Secara harfiah kinerja (performance) adalah kata benda yang pengertiannya sama dengan hasil atau prestasi, kinerja dalam literatur manajemen dan organisasi memiliki makna yang lebih luas dan beragam; bukan sekedar hasil atau prestasi.
Makna kinerja seperti yang dirangkum oleh Lebas & Euske (2004) adalah sebagai berikut.
-
Kinerja merupakan sesuatu yang dapat diukur, baik diukur menggunakan angka atau menggunakan sebuah ekspresi yang memungkinkan terjadinya komunikasi
-
Kinerja berarti berupaya, sesuai dengan maksud tertentu, untuk menghasilkan sesuatu (misal upaya menciptakan nilai)
-
Kinerja adalah hasil dari sebuah tindakan
-
Kinerja adalah kemampuan untuk menghasilkan atau potensi untuk menciptakan hasil (sebagai contoh, kepuasan pelanggan bisa dilihat sebagai potensi bagi organisasi untuk menciptakan penjualan di masa yang akan datang)
-
Kinerja adalah perbandingan antara hasil dengan benchmark (patokan) tertentu baik yang ditetapkan secara internal maupun patokan eksternal
-
Kinerja adalah hasil yang tidak diduga (mengejutkan) dibandingkan dengan yang diharapkan
-
Dalam disiplin psikologi, kinerja adalah bertindak ( acting out )
-
Kinerja adalah pergelaran, khususnya dalam seni pertunjukan, yang melibatkan para aktor, peran mereka dan bagaimana peran dimainkan serta melibatkan orang luar yang menonton pergelaran tersebut.
-
Kinerja adalah judgmen t (sebuah keputusan atau penilaian) yang didasarkan pada sesuatu yang lain sebagai pembanding. Persoalannya adalah siapa yang harus menjadi pengambil keputusan dan bagaimana kriterianya.

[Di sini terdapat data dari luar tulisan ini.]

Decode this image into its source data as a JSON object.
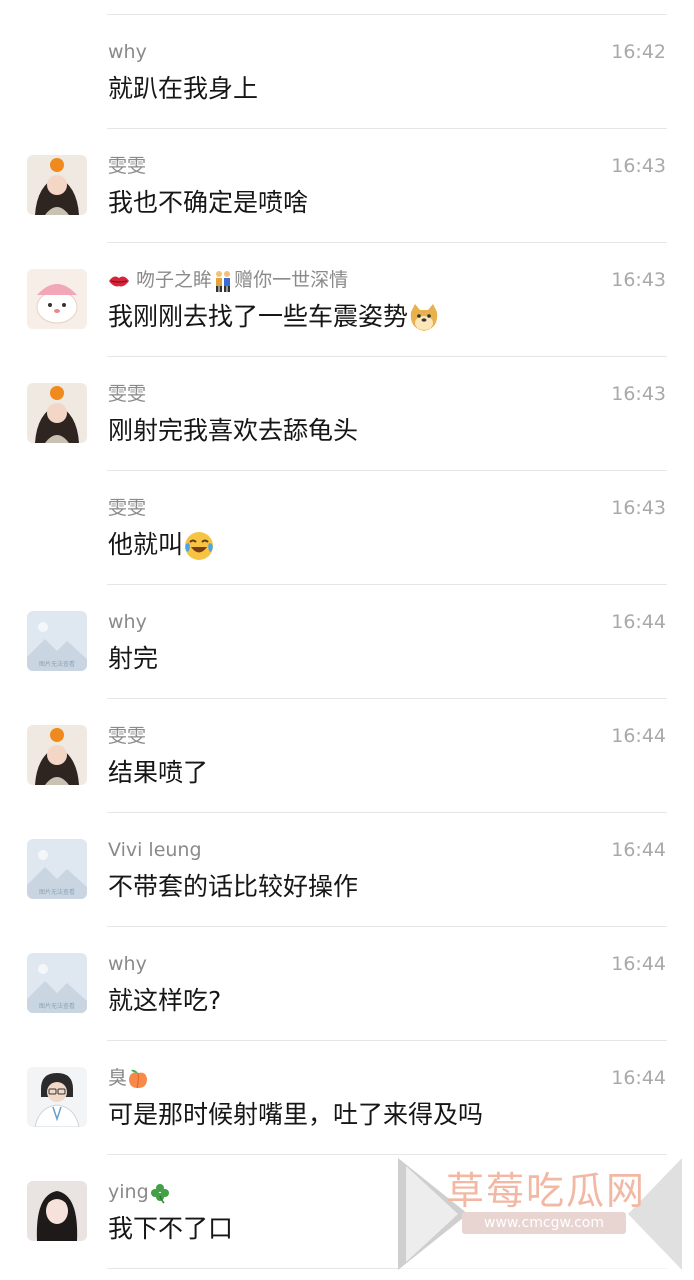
{
  "messages": [
    {
      "sender": "why",
      "time": "16:42",
      "text": "就趴在我身上",
      "avatar": "none"
    },
    {
      "sender": "雯雯",
      "time": "16:43",
      "text": "我也不确定是喷啥",
      "avatar": "girl-orange-hat"
    },
    {
      "sender": "吻子之眸",
      "sender_suffix": "赠你一世深情",
      "time": "16:43",
      "text": "我刚刚去找了一些车震姿势",
      "avatar": "cartoon-bear",
      "sender_icons": [
        "lips-emoji",
        "couple-emoji"
      ],
      "text_emoji": "doge-emoji"
    },
    {
      "sender": "雯雯",
      "time": "16:43",
      "text": "刚射完我喜欢去舔龟头",
      "avatar": "girl-orange-hat"
    },
    {
      "sender": "雯雯",
      "time": "16:43",
      "text": "他就叫",
      "avatar": "none",
      "text_emoji": "laugh-cry-emoji"
    },
    {
      "sender": "why",
      "time": "16:44",
      "text": "射完",
      "avatar": "placeholder-image"
    },
    {
      "sender": "雯雯",
      "time": "16:44",
      "text": "结果喷了",
      "avatar": "girl-orange-hat"
    },
    {
      "sender": "Vivi leung",
      "time": "16:44",
      "text": "不带套的话比较好操作",
      "avatar": "placeholder-image"
    },
    {
      "sender": "why",
      "time": "16:44",
      "text": "就这样吃?",
      "avatar": "placeholder-image"
    },
    {
      "sender": "臭",
      "time": "16:44",
      "text": "可是那时候射嘴里，吐了来得及吗",
      "avatar": "doctor-illustration",
      "sender_icons_after": [
        "peach-emoji"
      ]
    },
    {
      "sender": "ying",
      "time": "",
      "text": "我下不了口",
      "avatar": "girl-photo",
      "sender_icons_after": [
        "clover-emoji"
      ]
    }
  ],
  "placeholder_caption": "图片无法查看",
  "watermark": {
    "title": "草莓吃瓜网",
    "url": "www.cmcgw.com"
  },
  "colors": {
    "text": "#161616",
    "meta": "#8a8a8a",
    "divider": "#e6e6e6",
    "watermark": "#f2b8a3"
  }
}
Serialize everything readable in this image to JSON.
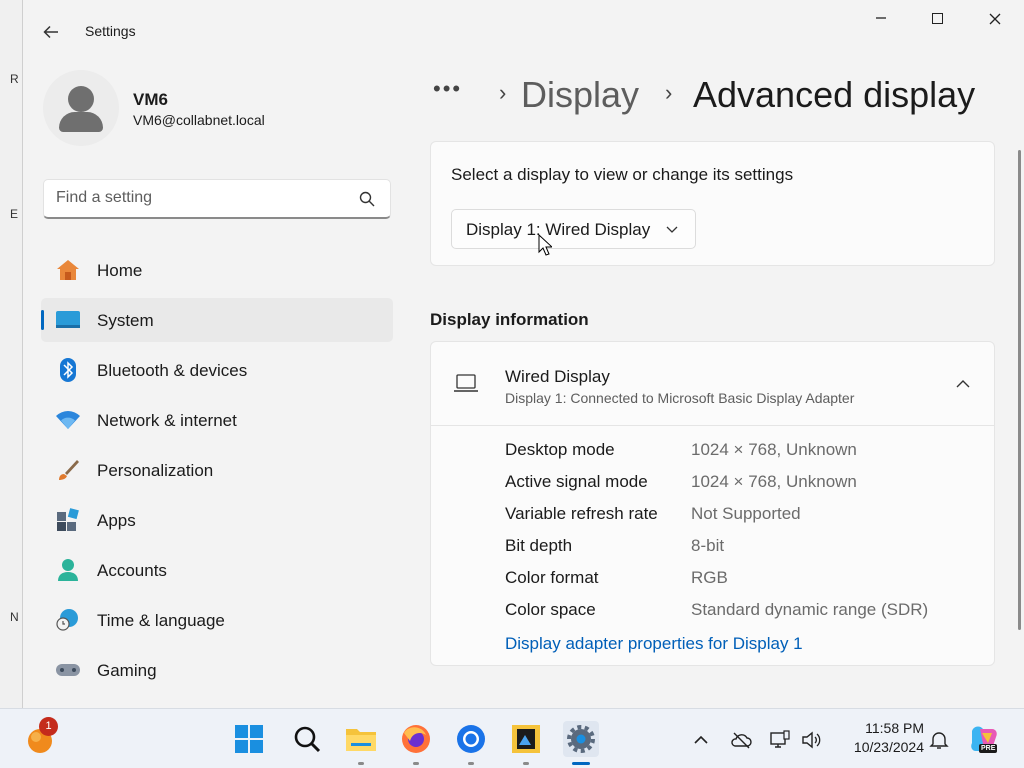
{
  "window": {
    "app_title": "Settings",
    "controls": {
      "minimize": "—",
      "close": "✕"
    }
  },
  "profile": {
    "name": "VM6",
    "email": "VM6@collabnet.local"
  },
  "search": {
    "placeholder": "Find a setting"
  },
  "nav": {
    "items": [
      {
        "label": "Home",
        "icon": "home-icon",
        "active": false
      },
      {
        "label": "System",
        "icon": "system-icon",
        "active": true
      },
      {
        "label": "Bluetooth & devices",
        "icon": "bluetooth-icon",
        "active": false
      },
      {
        "label": "Network & internet",
        "icon": "wifi-icon",
        "active": false
      },
      {
        "label": "Personalization",
        "icon": "brush-icon",
        "active": false
      },
      {
        "label": "Apps",
        "icon": "apps-icon",
        "active": false
      },
      {
        "label": "Accounts",
        "icon": "accounts-icon",
        "active": false
      },
      {
        "label": "Time & language",
        "icon": "globe-clock-icon",
        "active": false
      },
      {
        "label": "Gaming",
        "icon": "gamepad-icon",
        "active": false
      }
    ]
  },
  "breadcrumb": {
    "more": "•••",
    "separator": "›",
    "parent": "Display",
    "current": "Advanced display"
  },
  "display_select": {
    "title": "Select a display to view or change its settings",
    "selected": "Display 1: Wired Display"
  },
  "display_info": {
    "section_title": "Display information",
    "name": "Wired Display",
    "subtitle": "Display 1: Connected to Microsoft Basic Display Adapter",
    "rows": [
      {
        "label": "Desktop mode",
        "value": "1024 × 768, Unknown"
      },
      {
        "label": "Active signal mode",
        "value": "1024 × 768, Unknown"
      },
      {
        "label": "Variable refresh rate",
        "value": "Not Supported"
      },
      {
        "label": "Bit depth",
        "value": "8-bit"
      },
      {
        "label": "Color format",
        "value": "RGB"
      },
      {
        "label": "Color space",
        "value": "Standard dynamic range (SDR)"
      }
    ],
    "link": "Display adapter properties for Display 1"
  },
  "taskbar": {
    "notification_badge": "1",
    "time": "11:58 PM",
    "date": "10/23/2024",
    "copilot_tag": "PRE"
  },
  "colors": {
    "accent": "#0067c0",
    "link": "#005fb8",
    "badge": "#c42b1c"
  }
}
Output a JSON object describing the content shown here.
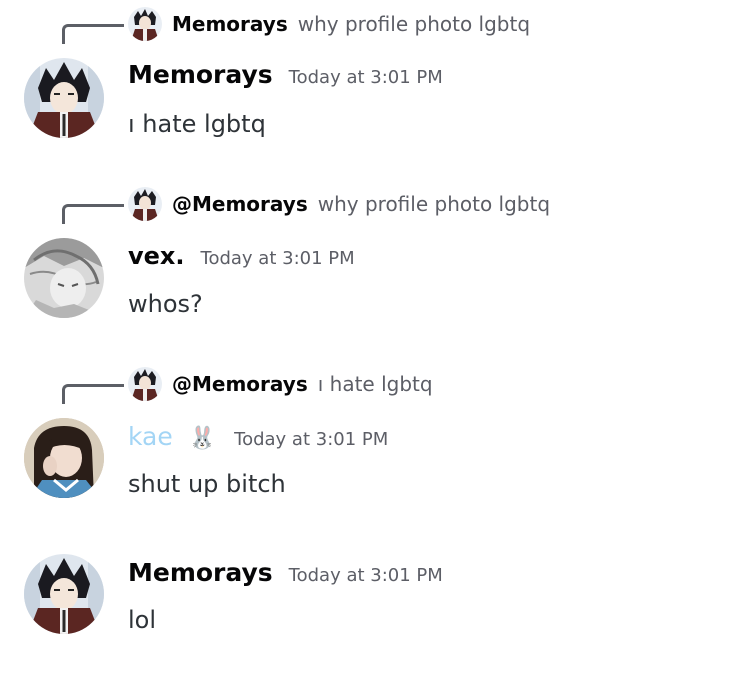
{
  "messages": [
    {
      "reply": {
        "author": "Memorays",
        "text": "why profile photo lgbtq"
      },
      "author": "Memorays",
      "timestamp": "Today at 3:01 PM",
      "content": "ı hate lgbtq"
    },
    {
      "reply": {
        "author": "@Memorays",
        "text": "why profile photo lgbtq"
      },
      "author": "vex.",
      "timestamp": "Today at 3:01 PM",
      "content": "whos?"
    },
    {
      "reply": {
        "author": "@Memorays",
        "text": "ı hate lgbtq"
      },
      "author": "kae",
      "author_emoji": "🐰",
      "author_color": "#a3d5f5",
      "timestamp": "Today at 3:01 PM",
      "content": "shut up bitch"
    },
    {
      "author": "Memorays",
      "timestamp": "Today at 3:01 PM",
      "content": "lol"
    }
  ]
}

Neely et al. (1995) misalnya mengatakan bahwa kinerja sama dengan efektifitas dan efisiensi. Efektivitas dan efisiensi tidak lain adalah hasil dari suatu tindakan. Namun demikian kelompok kedua memahami kinerja bukan sebagai kata benda melainkan sebagai kata kerja. Hal ini misalnya dikemukakan oleh Baird (1986) seperti dikutip oleh Lebas & Euske (2004) yang menegaskan bahwa kinerja bukan sebuah kejadian melainkan sesuatu yang berorientasi tindakan. Dengan kata lain, yang dimaksudkan dengan kinerja adalah upaya untuk menghasilkan sesuatu, bukan hasilnya.
Kinerja juga dapat diartikan sebagai upaya atau tindakan (kinerja sebagai kata kerja) dan hasil atau prestasi (kinerja sebagai kata benda) yang terjadi secara bersamaan. Corvellec, (1995) misalnya menganggap kinerja sebagai peristiwa yang terjadi secara simultan yang melibatkan tindakan, hasil dari tindakan tersebut dan perbandingan antara hasil dari sebuah tindakan dengan ukuran atau patokan tertentu (benchmark).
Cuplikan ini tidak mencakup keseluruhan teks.